Classical Arabic (abbreviated as 'CA') is known as the variation of Arabic language utilized in literary texts from the times of the Umayyad Caliphate and Abbasid Caliphate (around the seventh to ninth centuries). Also called as Quranic Arabic, the language is based on the medieval dialects of the Arab tribes. The Modern Standard Arabic (or MSA) is the closest descendant utilized these days throughout the Arab world in writing and formal speaking.
While the stylistics and lexis of the MSA differ from that of the Classical Arabic, the syntax and morphology have remained constant, even though the MSA utilizes some syntatic structures that are found in CA. However, the native dialects have drastically changed.
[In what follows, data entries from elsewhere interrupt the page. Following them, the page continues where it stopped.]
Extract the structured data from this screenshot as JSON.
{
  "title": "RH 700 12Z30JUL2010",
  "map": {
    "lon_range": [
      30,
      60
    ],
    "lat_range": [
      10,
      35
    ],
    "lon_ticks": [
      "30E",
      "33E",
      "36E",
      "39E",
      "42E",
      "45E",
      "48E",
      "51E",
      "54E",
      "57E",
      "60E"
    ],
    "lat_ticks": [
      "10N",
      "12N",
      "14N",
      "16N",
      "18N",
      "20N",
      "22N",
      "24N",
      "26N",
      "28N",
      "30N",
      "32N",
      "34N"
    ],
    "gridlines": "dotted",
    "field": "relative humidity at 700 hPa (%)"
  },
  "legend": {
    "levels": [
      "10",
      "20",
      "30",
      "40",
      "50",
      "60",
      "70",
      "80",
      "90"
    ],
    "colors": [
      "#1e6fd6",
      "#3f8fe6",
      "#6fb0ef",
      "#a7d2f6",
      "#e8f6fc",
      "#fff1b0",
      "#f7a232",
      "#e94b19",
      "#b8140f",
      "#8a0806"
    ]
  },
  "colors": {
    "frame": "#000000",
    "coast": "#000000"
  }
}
When it comes to the Arab world, there's only a minor distinction between the Modern Standard Arabic and the Classical Arabic, and both are considered as 'al-fusha' or 'the most eloquent languages'.
Classical Arabic is considered as sacred by most of the Muslims, due to the fact that the Quran is written in such a language. It is mostly the language in which Muslims recite their prayers, even if it is not the actual language that they normally speak. Classical Arabic is classified among the Semitic languages, having a lot of similarities in pronunciation and conjugation to Amharic, Aramaic, Akkadian, Assyrian, and Hebrew.
Classical Arabic originated from the central and northern parts of the Arabian Peninsula, and is quite different from the Old South Arabian languages spoken in the southern areas of the peninsula (Yemen). The language co-existed with the Old North Arabian languages. The oldest inscription in Classical Arabic dates back to 328 A.D., written in the Nabatean alphabet and named after the place where it was discovered in 1901 in the southern part of Syria.